Weekly Market Brief - 31/10/2022

Alpha Weekly Market Brief Cover PhotoThe Week Ahead: Fed, BoE rate decisions; US non-farm payrolls

A busy week of economic announcements lies ahead. The US Federal Reserve and the Bank of England are set to maintain the pace of their recent interest rate rises, then on Friday we’ll get the US jobs report for October. Meanwhile, BP and Rolls-Royce are among the big names due to report their latest results.

OUR TOP THREE EVENTS FOR 31 OCTOBER – 4 NOVEMBER:

Wednesday – US Federal Reserve interest rate decision

The Federal Reserve is expected to raise interest rates by 75 basis points (bps) for the fourth consecutive meeting. In September Fed chair Jay Powell said that the Federal Open Market Committee (FOMC) was “strongly committed” to driving inflation lower, signalling further rate rises, and added that there was no painless way to drive inflation lower. 

Core inflation is forecast to ease to 4.5% this year, before falling to 2.1% by 2025. We could see rates rise by at least 100 bps and perhaps by as much as 150 bps before the end of this year. The latter would lift the federal funds rate to a target range of 4.5% to 4.75%. 

The central bank has also downgraded its GDP growth target for this year to 0.2%, with Powell admitting that a recession might be possible. 

At the end of last month there was talk that some Fed officials were becoming uneasy about the pace of the current hiking cycle. That’s understandable, but apart from Fed vice chair Lael Brainard few Fed officials have spoken out. Even hawkish policymakers like Minneapolis Fed President Neel Kashkari have remained tight-lipped on the need for a pause or a pivot. Kashkari commented in October that the Fed would be in no position to ease the pace of rate rises if inflation was still rising. 

That said, cracks may be starting to emerge in the wall of consensus. San Francisco Fed President Mary Daly has hinted that after November there could be discussions about slowing the pace of rate hikes. Powell’s post-meeting press conference is therefore likely to be crucial as observers monitor whether he comes across as hawkish as he did in September.

Thursday – Bank of England interest rate decision 

A weakened pound after weeks of political turmoil has had a negative impact on UK inflation. The pound’s fall against the dollar has raised import costs, while the markets’ rejection of ex-prime minister Liz Truss’ economic plan sent bond yields soaring, contributing to higher mortgage rates. The instability led ratings agencies such as Moody’s and Fitch to downgrade the UK’s economic outlook and credit rating. 

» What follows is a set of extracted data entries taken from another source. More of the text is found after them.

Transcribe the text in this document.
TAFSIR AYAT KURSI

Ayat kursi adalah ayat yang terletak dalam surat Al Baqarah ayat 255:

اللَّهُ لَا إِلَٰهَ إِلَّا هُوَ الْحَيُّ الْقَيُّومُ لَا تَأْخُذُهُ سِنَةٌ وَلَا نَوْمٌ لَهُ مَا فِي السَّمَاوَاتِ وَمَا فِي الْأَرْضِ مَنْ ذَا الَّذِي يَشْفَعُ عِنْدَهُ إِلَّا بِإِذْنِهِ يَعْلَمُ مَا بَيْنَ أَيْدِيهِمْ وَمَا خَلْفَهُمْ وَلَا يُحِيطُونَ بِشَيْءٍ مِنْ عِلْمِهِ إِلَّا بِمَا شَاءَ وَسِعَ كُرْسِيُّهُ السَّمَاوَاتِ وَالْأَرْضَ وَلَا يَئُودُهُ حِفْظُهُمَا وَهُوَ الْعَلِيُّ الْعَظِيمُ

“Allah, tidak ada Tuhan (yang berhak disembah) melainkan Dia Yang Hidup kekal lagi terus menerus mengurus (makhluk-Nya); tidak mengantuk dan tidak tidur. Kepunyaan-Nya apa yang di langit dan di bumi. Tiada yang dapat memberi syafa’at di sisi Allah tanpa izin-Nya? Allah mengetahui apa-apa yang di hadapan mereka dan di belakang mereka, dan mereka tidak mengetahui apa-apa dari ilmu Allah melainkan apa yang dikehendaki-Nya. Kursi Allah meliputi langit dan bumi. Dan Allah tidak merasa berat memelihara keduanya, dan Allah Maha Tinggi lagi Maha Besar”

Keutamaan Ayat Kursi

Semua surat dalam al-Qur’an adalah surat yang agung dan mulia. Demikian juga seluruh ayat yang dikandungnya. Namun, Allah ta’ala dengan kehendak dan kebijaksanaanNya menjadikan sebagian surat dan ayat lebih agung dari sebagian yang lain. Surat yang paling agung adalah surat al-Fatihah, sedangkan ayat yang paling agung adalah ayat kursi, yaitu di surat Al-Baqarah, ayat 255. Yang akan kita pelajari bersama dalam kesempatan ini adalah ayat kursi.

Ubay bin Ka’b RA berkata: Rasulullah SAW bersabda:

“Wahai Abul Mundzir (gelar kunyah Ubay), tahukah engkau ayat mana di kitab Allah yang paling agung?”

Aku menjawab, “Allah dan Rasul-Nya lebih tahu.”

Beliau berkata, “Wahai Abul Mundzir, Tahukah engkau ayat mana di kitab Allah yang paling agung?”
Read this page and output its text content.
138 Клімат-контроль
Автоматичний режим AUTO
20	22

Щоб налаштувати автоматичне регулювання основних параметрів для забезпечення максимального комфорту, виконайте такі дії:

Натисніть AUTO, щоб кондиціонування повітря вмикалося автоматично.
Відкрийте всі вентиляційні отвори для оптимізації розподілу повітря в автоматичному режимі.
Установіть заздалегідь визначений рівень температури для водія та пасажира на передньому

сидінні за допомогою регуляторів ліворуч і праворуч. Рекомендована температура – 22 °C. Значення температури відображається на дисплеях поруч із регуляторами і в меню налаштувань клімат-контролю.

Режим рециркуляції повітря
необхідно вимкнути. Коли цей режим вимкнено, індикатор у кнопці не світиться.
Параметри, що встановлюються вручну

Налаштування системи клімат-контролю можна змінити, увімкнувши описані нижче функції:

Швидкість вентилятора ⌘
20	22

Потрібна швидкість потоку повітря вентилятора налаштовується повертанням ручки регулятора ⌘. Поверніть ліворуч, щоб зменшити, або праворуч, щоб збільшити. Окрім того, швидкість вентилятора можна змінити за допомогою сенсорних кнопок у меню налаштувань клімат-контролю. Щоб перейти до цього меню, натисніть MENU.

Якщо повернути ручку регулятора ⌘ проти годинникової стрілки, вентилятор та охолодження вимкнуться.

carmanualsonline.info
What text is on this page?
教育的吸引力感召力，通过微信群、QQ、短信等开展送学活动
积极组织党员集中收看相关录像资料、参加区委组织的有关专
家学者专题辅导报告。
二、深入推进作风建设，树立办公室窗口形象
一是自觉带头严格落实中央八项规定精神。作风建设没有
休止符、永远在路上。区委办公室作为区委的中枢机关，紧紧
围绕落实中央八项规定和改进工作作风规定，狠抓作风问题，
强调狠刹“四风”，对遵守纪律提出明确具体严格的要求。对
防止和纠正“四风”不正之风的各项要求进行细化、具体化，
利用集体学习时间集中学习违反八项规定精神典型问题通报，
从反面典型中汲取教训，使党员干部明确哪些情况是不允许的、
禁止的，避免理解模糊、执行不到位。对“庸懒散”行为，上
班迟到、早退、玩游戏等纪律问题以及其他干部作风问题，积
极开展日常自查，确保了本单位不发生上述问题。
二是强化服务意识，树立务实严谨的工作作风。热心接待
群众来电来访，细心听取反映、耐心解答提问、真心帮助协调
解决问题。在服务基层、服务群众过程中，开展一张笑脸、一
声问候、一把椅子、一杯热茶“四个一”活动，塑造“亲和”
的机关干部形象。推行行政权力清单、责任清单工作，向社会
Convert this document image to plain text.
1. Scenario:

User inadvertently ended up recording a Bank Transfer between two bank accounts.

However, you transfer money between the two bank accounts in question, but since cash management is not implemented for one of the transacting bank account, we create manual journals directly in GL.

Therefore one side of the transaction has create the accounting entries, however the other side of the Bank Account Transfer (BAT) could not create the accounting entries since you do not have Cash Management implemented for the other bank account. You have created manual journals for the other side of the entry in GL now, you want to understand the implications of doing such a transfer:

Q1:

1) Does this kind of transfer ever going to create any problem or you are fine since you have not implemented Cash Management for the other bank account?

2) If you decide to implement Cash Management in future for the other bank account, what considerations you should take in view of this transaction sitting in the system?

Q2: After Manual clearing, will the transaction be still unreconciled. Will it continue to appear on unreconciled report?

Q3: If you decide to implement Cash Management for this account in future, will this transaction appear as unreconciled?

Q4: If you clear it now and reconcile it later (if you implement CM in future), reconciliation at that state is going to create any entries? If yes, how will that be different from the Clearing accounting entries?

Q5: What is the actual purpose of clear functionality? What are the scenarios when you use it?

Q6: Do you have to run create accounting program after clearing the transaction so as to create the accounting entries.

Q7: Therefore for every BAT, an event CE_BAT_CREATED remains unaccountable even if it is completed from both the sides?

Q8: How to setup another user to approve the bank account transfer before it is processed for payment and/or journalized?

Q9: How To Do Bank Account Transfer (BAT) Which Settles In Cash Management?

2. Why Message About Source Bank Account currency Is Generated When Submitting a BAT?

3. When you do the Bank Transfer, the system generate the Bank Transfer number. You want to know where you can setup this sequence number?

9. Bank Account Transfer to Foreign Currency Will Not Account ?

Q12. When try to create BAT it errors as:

Now that some sense of calm has been restored, the big question is whether the Bank of England raises interest rates by 50 or 75 bps. With fiscal policy now set to be a lot tighter, the scope for the Bank of England to be more aggressive on monetary policy is limited due to concerns about the impact on demand. It seems a little bit late to worry about that now. The new Rishi Sunak-led government’s decision to reverse many of Truss’ proposed tax cuts could mean that any recession is likely to be prolonged, piling further pressure on the pound. All things considered, it seems more likely than not that the Bank of England will opt for a third successive rise of 50 bps.

The Bank also has to deliver its latest economic forecasts for inflation and GDP. Let’s hope they are more accurate than they have been so far this year.

Friday – US non-farm payrolls (October)

The US labour market has held up well despite concerns over slowing consumer spending and increased costs for businesses. Job losses, as reported in the latest round of corporate earnings updates, may soon work their way into the unemployment figures. But that hasn’t happened yet, with new jobless claims still at a very low 230,000 a week. 

The September payrolls data were decent. The US economy added 263,000 jobs last month, slightly above economists’ estimates of 250,000, but fewer than the 315,000 jobs created in August. Meanwhile, the unemployment rate fell to 3.5%, mainly because of a drop in the labour force participation rate, which fell to 62.3% from 62.4%. The participation rate remains a puzzle. Despite the rising cost of living, the rate is still 1% below pre-pandemic levels. The September jobs report also showed that wages grew 5% year-on-year, the lowest increase this year. 

For October, economists expect non-farm payroll growth to ease to 200,000 jobs, which would be the lowest number this year. The unemployment rate is forecast to tick back up to 3.6%.  

Overall, last week saw a strong ‘risk on’ theme across asset classes and there’s a strong case for a continuation of that theme this week with the key driver being a pivot to a looser monetary policy stance from the Fed.  Despite continued rate hikes expected this week, markets are forward looking and any forward guidance which suggest a slowing or end of the hiking cycle will result in aggressive ‘risk on’ positioning.